Keeping Up Is Hard to Do:
A Trial Judge’s Reading Blog

THE APPLICATION OF W.(D.) AND THE ADMISSIBILITY OF DOUBLE HEARSAY

In R. v. Hoffman, 2021 ONCA 781, November 5, 2021, the accused was convicted of the offence of manslaughter.  The evidence at the trial established that the victim (Mr. Kenyi) was killed after being swarmed by a number of people.  A Crown witness (Mr. Ojha) testified that the accused was not involved.  However, he had provided a statement to the police incriminating the accused.  This statement was admitted by the trial judge for the truth of its contents as a principled exception to the hearsay prohibition.

The accused appealed from conviction.  He argued that “the trial judge erred in failing to give a direction pursuant to the decision in R. v. W.(D.), [1991] 1 S.C.R 742, relating to exculpatory evidence given by key witness Peter Ojha (the “W.(D.) direction”). Second, he contends that the trial judge erred by misdirecting the jury on double hearsay that may have been contained in a ‘K.G.B. statement’ made by Peter Ojha that was admitted into evidence” (at paragraph 2).

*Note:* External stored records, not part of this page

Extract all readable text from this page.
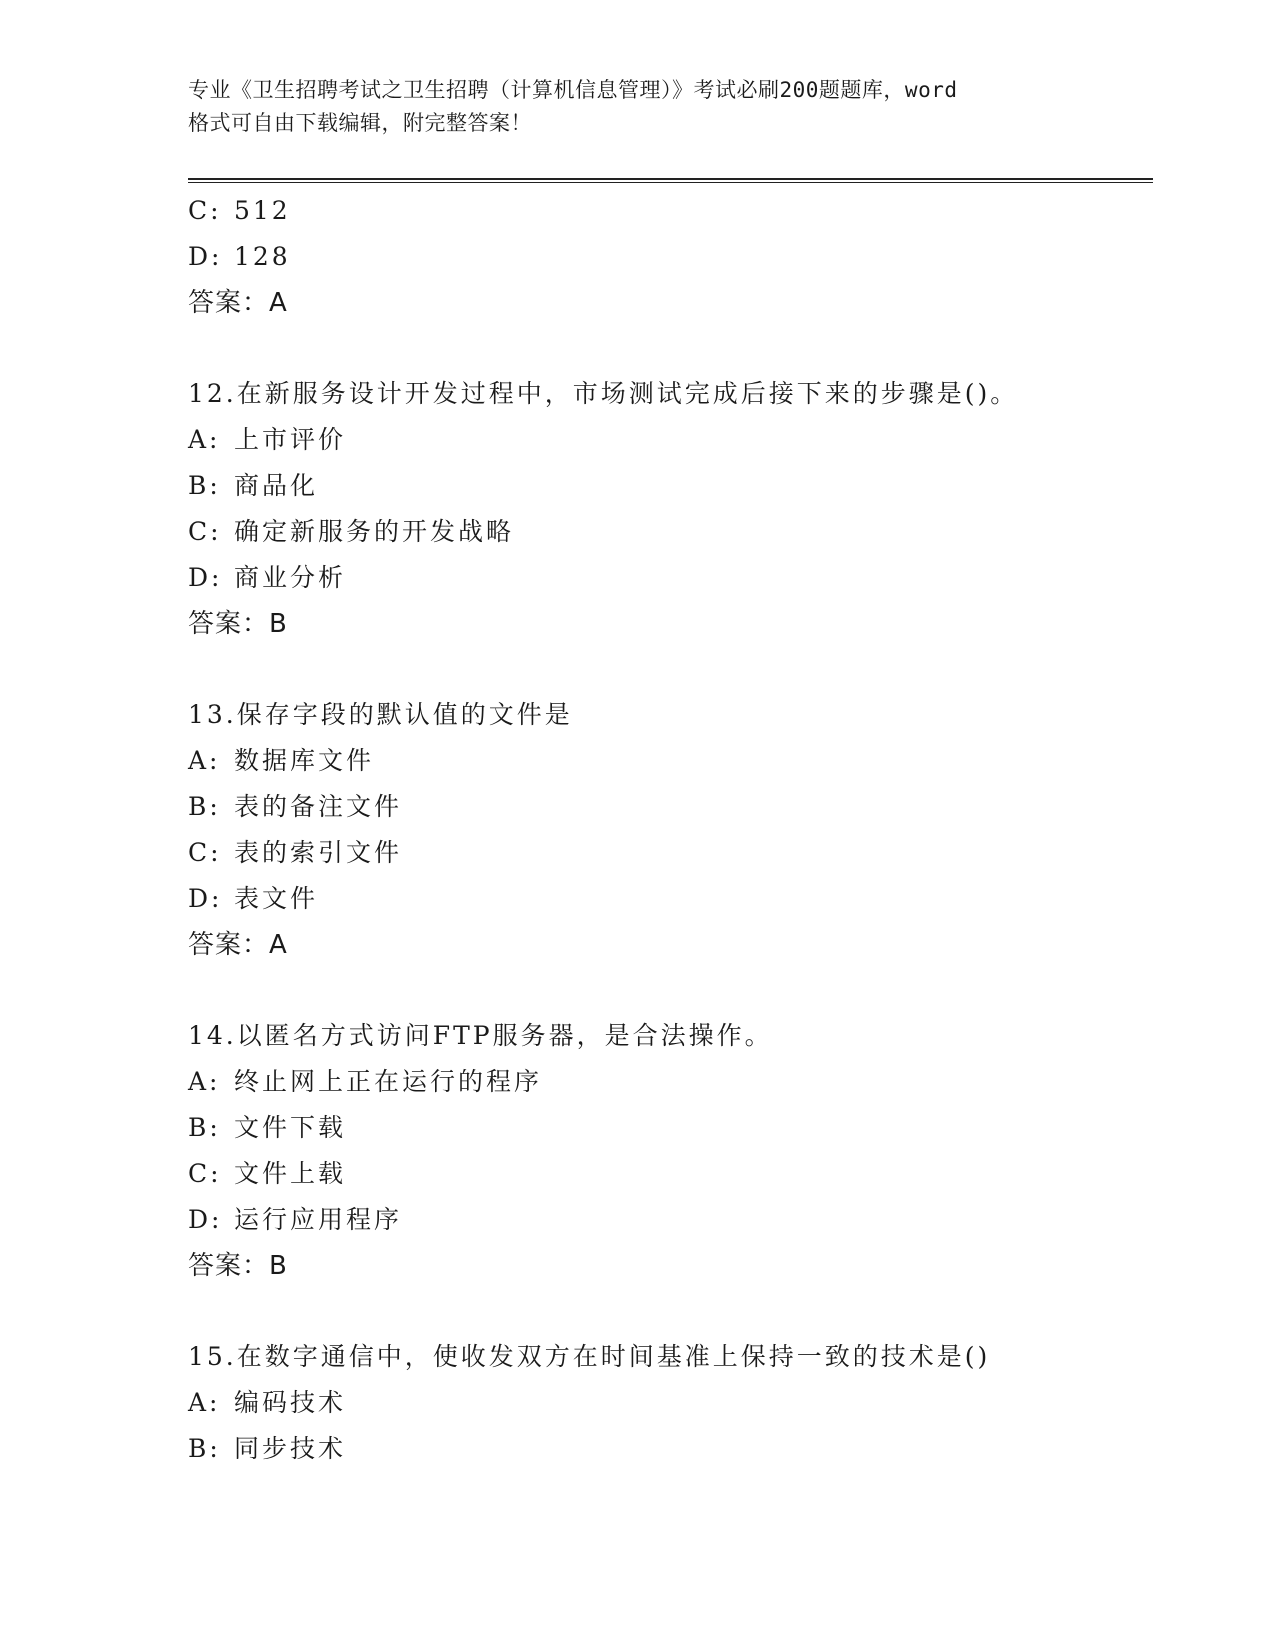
专业《卫生招聘考试之卫生招聘（计算机信息管理）》考试必刷200题题库，word
格式可自由下载编辑，附完整答案！
C: 512
D: 128
答案：A
12.在新服务设计开发过程中，市场测试完成后接下来的步骤是()。
A: 上市评价
B: 商品化
C: 确定新服务的开发战略
D: 商业分析
答案：B
13.保存字段的默认值的文件是
A: 数据库文件
B: 表的备注文件
C: 表的索引文件
D: 表文件
答案：A
14.以匿名方式访问FTP服务器，是合法操作。
A: 终止网上正在运行的程序
B: 文件下载
C: 文件上载
D: 运行应用程序
答案：B
15.在数字通信中，使收发双方在时间基准上保持一致的技术是()
A: 编码技术
B: 同步技术
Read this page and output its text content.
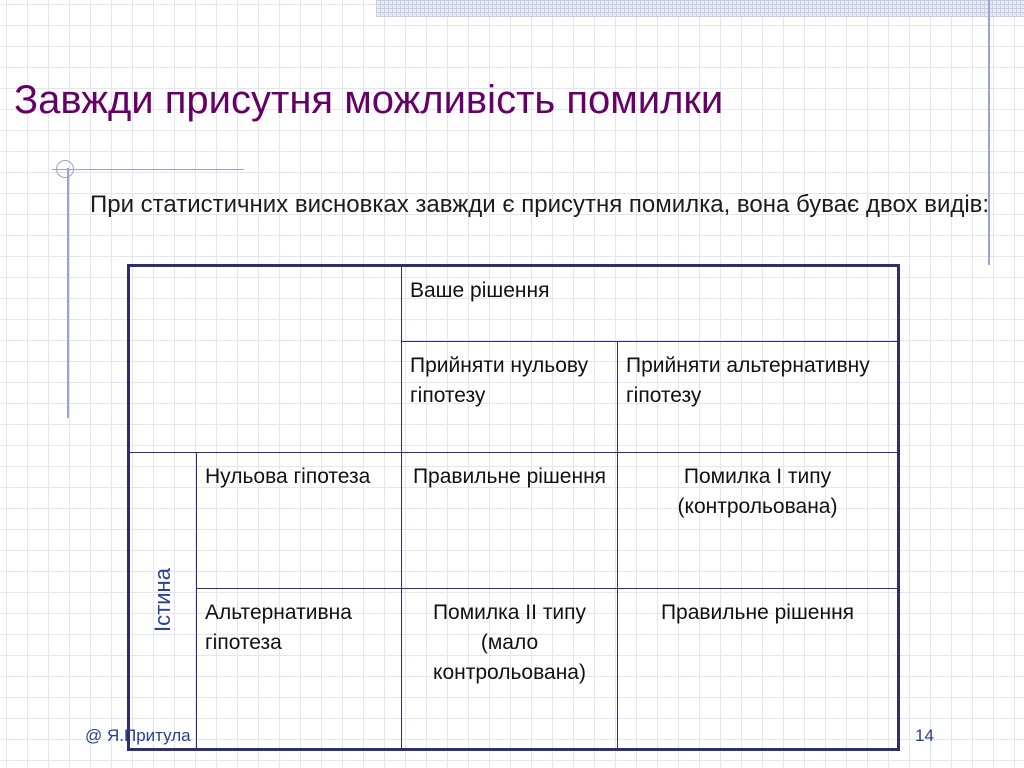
Завжди присутня можливість помилки
При статистичних висновках завжди є присутня помилка, вона буває двох видів:
		Ваше рішення	
		Прийняти нульову гіпотезу	Прийняти альтернативну гіпотезу
Істина	Нульова гіпотеза	Правильне рішення	Помилка I типу (контрольована)
	Альтернативна гіпотеза	Помилка II типу (мало контрольована)	Правильне рішення
@ Я.Притула	14
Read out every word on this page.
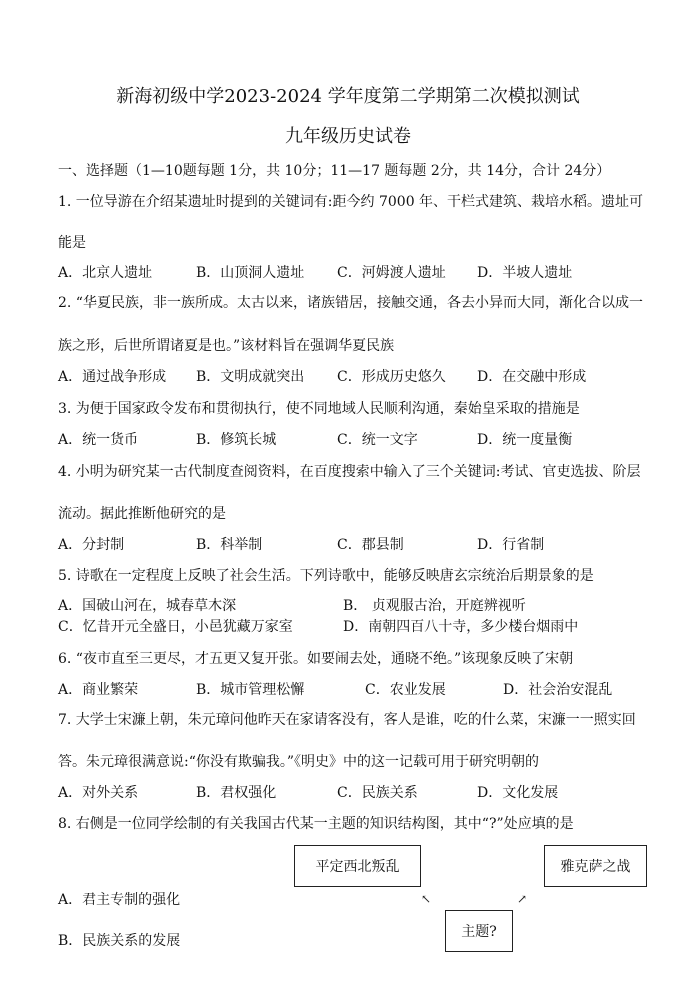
新海初级中学2023-2024 学年度第二学期第二次模拟测试
九年级历史试卷
一、选择题（1—10题每题 1分，共 10分；11—17 题每题 2分，共 14分，合计 24分）
1. 一位导游在介绍某遗址时提到的关键词有:距今约 7000 年、干栏式建筑、栽培水稻。遗址可
能是
A．北京人遗址	B．山顶洞人遗址 C．河姆渡人遗址 D．半坡人遗址
2. “华夏民族，非一族所成。太古以来，诸族错居，接触交通，各去小异而大同，渐化合以成一
族之形，后世所谓诸夏是也。”该材料旨在强调华夏民族
A．通过战争形成 B．文明成就突出 C．形成历史悠久 D．在交融中形成
3. 为便于国家政令发布和贯彻执行，使不同地域人民顺利沟通，秦始皇采取的措施是
A．统一货币	B．修筑长城	C．统一文字	D．统一度量衡
4. 小明为研究某一古代制度查阅资料，在百度搜索中输入了三个关键词:考试、官吏选拔、阶层
流动。据此推断他研究的是
A．分封制	B．科举制	C．郡县制	D．行省制
5. 诗歌在一定程度上反映了社会生活。下列诗歌中，能够反映唐玄宗统治后期景象的是
A．国破山河在，城春草木深	B． 贞观服古治，开庭辨视听
C．忆昔开元全盛日，小邑犹藏万家室	D．南朝四百八十寺，多少楼台烟雨中
6. “夜市直至三更尽，才五更又复开张。如要闹去处，通晓不绝。”该现象反映了宋朝
A．商业繁荣	B．城市管理松懈	C．农业发展	D．社会治安混乱
7. 大学士宋濂上朝，朱元璋问他昨天在家请客没有，客人是谁，吃的什么菜，宋濂一一照实回
答。朱元璋很满意说:“你没有欺骗我。”《明史》中的这一记载可用于研究明朝的
A．对外关系	B．君权强化	C．民族关系	D．文化发展
8. 右侧是一位同学绘制的有关我国古代某一主题的知识结构图，其中“?”处应填的是
A．君主专制的强化
B．民族关系的发展
平定西北叛乱	雅克萨之战
主题?
↖	↗
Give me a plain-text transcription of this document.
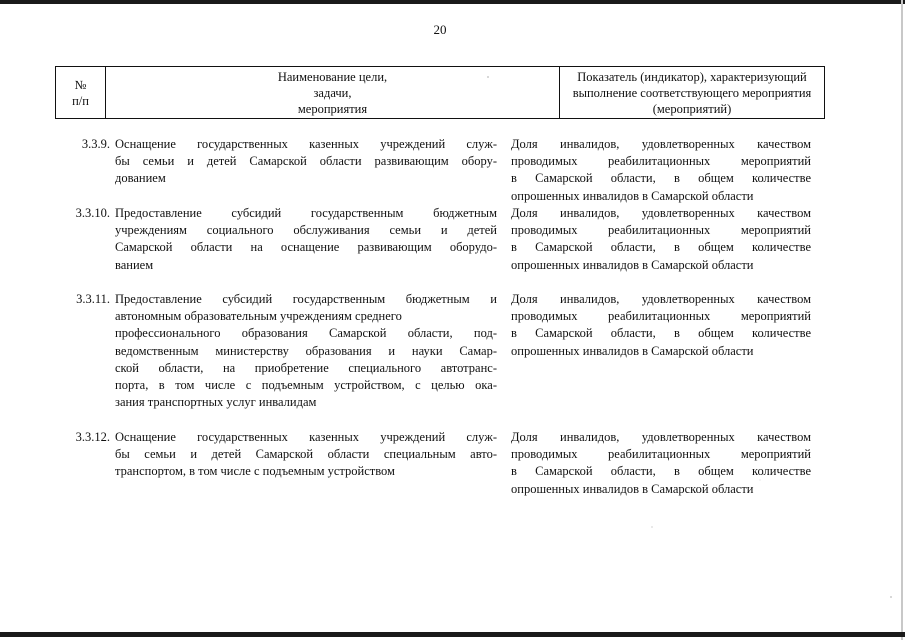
20
№
п/п
Наименование цели,
задачи,
мероприятия
Показатель (индикатор), характеризующий
выполнение соответствующего мероприятия
(мероприятий)
3.3.9. Оснащение государственных казенных учреждений служ-
бы семьи и детей Самарской области развивающим обору-
дованием
Доля инвалидов, удовлетворенных качеством
проводимых реабилитационных мероприятий
в Самарской области, в общем количестве
опрошенных инвалидов в Самарской области
3.3.10. Предоставление субсидий государственным бюджетным
учреждениям социального обслуживания семьи и детей
Самарской области на оснащение развивающим оборудо-
ванием
Доля инвалидов, удовлетворенных качеством
проводимых реабилитационных мероприятий
в Самарской области, в общем количестве
опрошенных инвалидов в Самарской области
3.3.11. Предоставление субсидий государственным бюджетным и
автономным образовательным учреждениям среднего
профессионального образования Самарской области, под-
ведомственным министерству образования и науки Самар-
ской области, на приобретение специального автотранс-
порта, в том числе с подъемным устройством, с целью ока-
зания транспортных услуг инвалидам
Доля инвалидов, удовлетворенных качеством
проводимых реабилитационных мероприятий
в Самарской области, в общем количестве
опрошенных инвалидов в Самарской области
3.3.12. Оснащение государственных казенных учреждений служ-
бы семьи и детей Самарской области специальным авто-
транспортом, в том числе с подъемным устройством
Доля инвалидов, удовлетворенных качеством
проводимых реабилитационных мероприятий
в Самарской области, в общем количестве
опрошенных инвалидов в Самарской области
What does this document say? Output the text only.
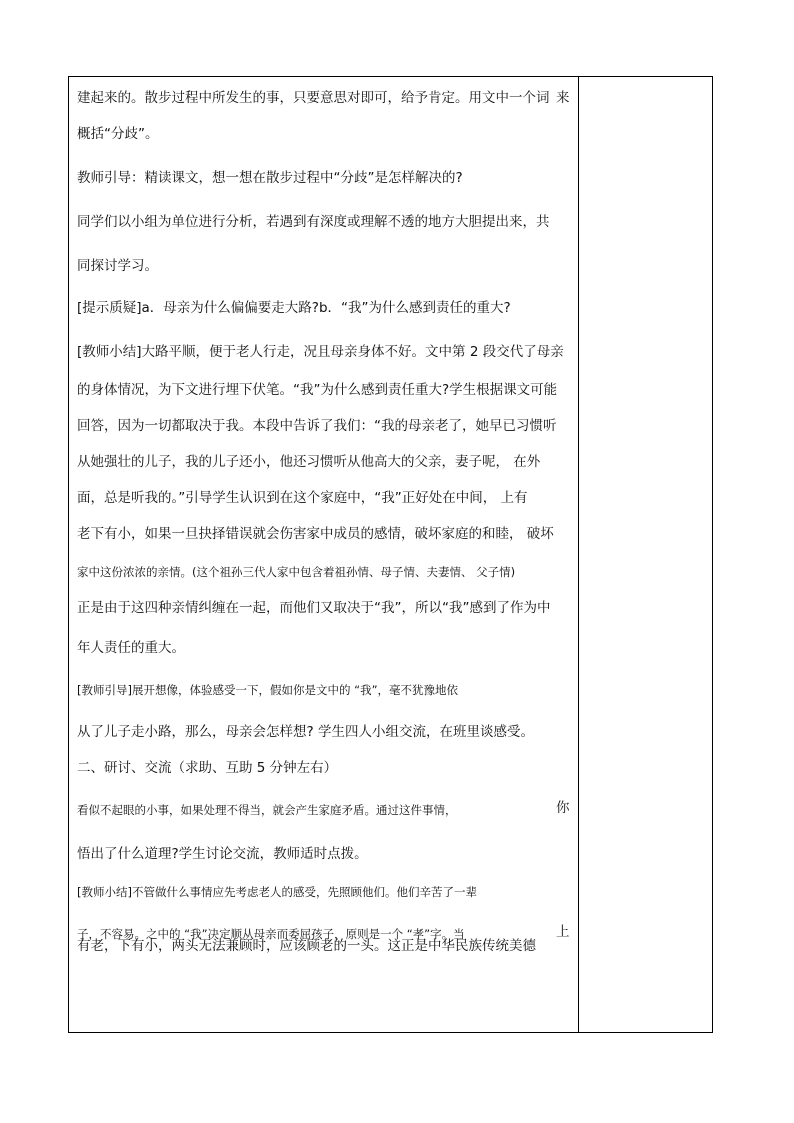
建起来的。散步过程中所发生的事，只要意思对即可，给予肯定。用文中一个词 来
概括“分歧”。
教师引导：精读课文，想一想在散步过程中“分歧”是怎样解决的?
同学们以小组为单位进行分析，若遇到有深度或理解不透的地方大胆提出来，共
同探讨学习。
[提示质疑]a．母亲为什么偏偏要走大路?b．“我”为什么感到责任的重大?
[教师小结]大路平顺，便于老人行走，况且母亲身体不好。文中第 2 段交代了母亲
的身体情况，为下文进行埋下伏笔。“我”为什么感到责任重大?学生根据课文可能
回答，因为一切都取决于我。本段中告诉了我们：“我的母亲老了，她早已习惯听
从她强壮的儿子，我的儿子还小，他还习惯听从他高大的父亲，妻子呢， 在外
面，总是听我的。”引导学生认识到在这个家庭中，“我”正好处在中间， 上有
老下有小，如果一旦抉择错误就会伤害家中成员的感情，破坏家庭的和睦， 破坏
家中这份浓浓的亲情。(这个祖孙三代人家中包含着祖孙情、母子情、夫妻情、 父子情)
正是由于这四种亲情纠缠在一起，而他们又取决于“我”，所以“我”感到了作为中
年人责任的重大。
[教师引导]展开想像，体验感受一下，假如你是文中的 “我”，毫不犹豫地依
从了儿子走小路，那么，母亲会怎样想? 学生四人小组交流，在班里谈感受。
二、研讨、交流（求助、互助 5 分钟左右）
看似不起眼的小事，如果处理不得当，就会产生家庭矛盾。通过这件事情，	你
悟出了什么道理?学生讨论交流，教师适时点拨。
[教师小结]不管做什么事情应先考虑老人的感受，先照顾他们。他们辛苦了一辈
子，不容易。之中的 “我”决定顺从母亲而委屈孩子，原则是一个 “孝”字。当	上
有老，下有小，两头无法兼顾时，应该顾老的一头。这正是中华民族传统美德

The Ontario Court of Appeal concluded that the trial judge erred in both respects.  It ordered that a new trial be conducted.

W.(D.):

The Court of Appeal suggested that it “is settled that the W.(D.) principles apply to the evaluation of the credibility of exculpatory evidence given by any witness, including Crown witnesses…if a witness gives exculpatory evidence, a W.(D.) direction will be required even if that same witness also gives an inculpatory version of events” (at paragraphs 40 and 41).

The Court of Appeal concluded that “the trial judge erred in failing to direct jurors to apply the principles in W.(D.) when evaluating the testimony of Mr. Ojha. Without such direction, there can be no confidence that the jury understood the legal principles they were to apply. In my view, this non-direction amounted to a misdirection” (at paragraph 55).

Double Hearsay:

The Court of Appeal indicated that “[i]t is settled law that ‘a prior inconsistent statement

[such as Mr. Ojha’s K.G.B. statement]

can only be admitted for the truth of its contents under the principled approach if the evidence contained in the statement would be admissible through the witness’s testimony at trial’…Further, it is trite law that a witness cannot offer hearsay evidence in their testimony unless that hearsay evidence qualifies for admission pursuant to a hearsay exception. It follows that hearsay that is itself embedded in another wise admissible K.G.B. statement will not be admissible unless that embedded ‘double hearsay’ qualifies for admission pursuant to its own hearsay exception…Put simply, inadmissible double hearsay cannot ride into evidence on the coattails of admissible hearsay evidence” (at paragraph 58).

The Court of Appeal concluded that the trial judge erred in directing the jury “that in the case of Mr. Ojha they could use his previous statement ‘as evidence of what happened’” (at paragraph 68).